I read with dismay an article by Claire Cain Miller in today’s NYTimes Upshot titled “Why the US Has Fallen Behind in Internet Speed and Affordability”. The article opens by describing the places in the world that have far superior internet services to the United States:

Downloading a high-definition movie takes about seven seconds in Seoul, Hong Kong, Tokyo, Zurich, Bucharest and Paris, and people pay as little as $30 a month for that connection. In Los Angeles, New York and Washington, downloading the same movie takes 1.4 minutes for people with the fastest Internet available, and they pay $300 a month for the privilege, according to The Cost of Connectivity, a report published Thursday by the New America Foundation’s Open Technology Institute.

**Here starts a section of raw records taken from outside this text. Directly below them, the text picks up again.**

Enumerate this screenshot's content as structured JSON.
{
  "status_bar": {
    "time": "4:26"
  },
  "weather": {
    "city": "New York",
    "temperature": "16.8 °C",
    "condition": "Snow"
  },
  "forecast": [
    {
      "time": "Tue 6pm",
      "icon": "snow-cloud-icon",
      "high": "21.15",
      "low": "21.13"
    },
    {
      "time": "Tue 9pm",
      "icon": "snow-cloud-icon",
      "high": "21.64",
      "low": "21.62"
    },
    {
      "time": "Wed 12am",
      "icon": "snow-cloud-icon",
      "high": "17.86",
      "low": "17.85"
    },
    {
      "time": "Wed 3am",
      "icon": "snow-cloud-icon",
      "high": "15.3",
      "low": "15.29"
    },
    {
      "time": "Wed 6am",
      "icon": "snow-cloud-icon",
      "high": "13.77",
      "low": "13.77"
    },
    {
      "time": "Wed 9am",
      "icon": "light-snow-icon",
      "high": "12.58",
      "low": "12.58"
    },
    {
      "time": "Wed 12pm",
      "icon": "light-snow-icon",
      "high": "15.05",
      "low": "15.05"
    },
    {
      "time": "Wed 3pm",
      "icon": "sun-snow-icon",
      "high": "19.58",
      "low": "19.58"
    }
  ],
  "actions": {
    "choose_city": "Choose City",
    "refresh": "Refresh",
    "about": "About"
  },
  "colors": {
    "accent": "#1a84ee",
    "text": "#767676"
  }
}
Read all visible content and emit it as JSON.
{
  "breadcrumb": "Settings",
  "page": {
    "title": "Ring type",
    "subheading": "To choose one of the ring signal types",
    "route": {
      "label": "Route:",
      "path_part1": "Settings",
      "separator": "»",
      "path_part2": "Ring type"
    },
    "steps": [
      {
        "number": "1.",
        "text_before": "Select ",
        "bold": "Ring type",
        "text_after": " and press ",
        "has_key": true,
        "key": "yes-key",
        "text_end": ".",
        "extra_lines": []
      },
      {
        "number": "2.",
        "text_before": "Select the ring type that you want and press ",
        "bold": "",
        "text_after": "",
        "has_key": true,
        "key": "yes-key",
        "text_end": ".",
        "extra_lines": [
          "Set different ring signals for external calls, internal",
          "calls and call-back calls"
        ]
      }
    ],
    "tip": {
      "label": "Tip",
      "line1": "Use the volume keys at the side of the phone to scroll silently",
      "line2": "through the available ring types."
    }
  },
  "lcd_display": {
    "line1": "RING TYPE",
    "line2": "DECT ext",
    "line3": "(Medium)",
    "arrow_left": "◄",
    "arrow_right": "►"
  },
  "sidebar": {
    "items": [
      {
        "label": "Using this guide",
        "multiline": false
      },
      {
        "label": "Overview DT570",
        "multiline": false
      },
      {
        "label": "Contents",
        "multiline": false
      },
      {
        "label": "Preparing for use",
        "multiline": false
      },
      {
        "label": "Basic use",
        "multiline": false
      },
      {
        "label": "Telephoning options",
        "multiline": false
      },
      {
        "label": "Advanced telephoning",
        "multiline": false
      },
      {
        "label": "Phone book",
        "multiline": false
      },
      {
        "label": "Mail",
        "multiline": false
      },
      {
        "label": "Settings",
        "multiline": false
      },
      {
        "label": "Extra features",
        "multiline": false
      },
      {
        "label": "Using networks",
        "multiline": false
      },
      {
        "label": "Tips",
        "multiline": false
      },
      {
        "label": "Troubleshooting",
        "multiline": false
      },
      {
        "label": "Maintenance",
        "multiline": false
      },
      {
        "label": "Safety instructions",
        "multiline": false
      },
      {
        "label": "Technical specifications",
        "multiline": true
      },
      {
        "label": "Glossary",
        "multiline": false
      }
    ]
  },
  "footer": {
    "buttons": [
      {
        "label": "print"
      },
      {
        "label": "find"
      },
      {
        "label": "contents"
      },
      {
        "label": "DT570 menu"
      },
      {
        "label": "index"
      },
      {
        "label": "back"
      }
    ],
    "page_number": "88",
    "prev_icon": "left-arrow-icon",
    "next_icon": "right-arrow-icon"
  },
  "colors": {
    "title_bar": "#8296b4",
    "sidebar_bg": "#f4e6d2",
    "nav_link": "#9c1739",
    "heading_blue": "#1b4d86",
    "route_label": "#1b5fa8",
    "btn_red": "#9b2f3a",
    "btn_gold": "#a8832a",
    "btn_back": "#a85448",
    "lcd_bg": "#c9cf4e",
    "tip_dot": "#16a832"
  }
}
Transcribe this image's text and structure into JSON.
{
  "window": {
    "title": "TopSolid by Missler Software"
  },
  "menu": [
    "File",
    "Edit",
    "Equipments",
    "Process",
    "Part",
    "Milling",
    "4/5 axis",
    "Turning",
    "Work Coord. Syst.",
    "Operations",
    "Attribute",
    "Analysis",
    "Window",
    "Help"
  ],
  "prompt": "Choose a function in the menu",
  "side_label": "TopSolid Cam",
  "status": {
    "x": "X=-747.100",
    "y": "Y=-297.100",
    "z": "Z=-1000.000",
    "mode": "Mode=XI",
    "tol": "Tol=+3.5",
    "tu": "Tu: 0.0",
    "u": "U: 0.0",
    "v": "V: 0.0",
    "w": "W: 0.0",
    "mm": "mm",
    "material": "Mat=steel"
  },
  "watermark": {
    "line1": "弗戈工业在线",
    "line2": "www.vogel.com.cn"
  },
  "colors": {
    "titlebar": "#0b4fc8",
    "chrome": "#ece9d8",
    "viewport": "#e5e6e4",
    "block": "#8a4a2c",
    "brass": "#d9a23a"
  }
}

Her answer to the question of why our country has fallen behind echoed that of Columbia law professor Tim Wu: we lack competition.

The reason the United States lags many countries in both speed and affordability, according to people who study the issue, has nothing to do with technology. Instead, it is an economic policy problem — the lack of competition in the broadband industry.

“It’s just very simple economics,” said Tim Wu, a professor at Columbia Law School who studies antitrust and communications and was an adviser to the Federal Trade Commission. “The average market has one or two serious Internet providers, and they set their prices at monopoly or duopoly pricing.”

There’s one problem with that response. What do Seoul, Hong Kong, Tokyo, Zurich, Bucharest and Paris have in common? They are located in countries where the internet was provided by the government as a utility. Competition had nothing to do with the provision of their services. Their governments saw an emerging trend and made a substantial infrastructure investment. So students in Korea, Hong Kong, Japan, Hungary and France will have access to high speed internet learning opportunities at home and in school while 25% of our nation has none at all… and we want to expand the use of technology so that we can become competitive with other nations?

Sorry, folks, we might need to raise our taxes and invest in infrastructure to fix this problem that “competition” created because the “winners” in the competition so far are not going to forgo their advantage and the politicians who provide them with money are not going to go without a fight.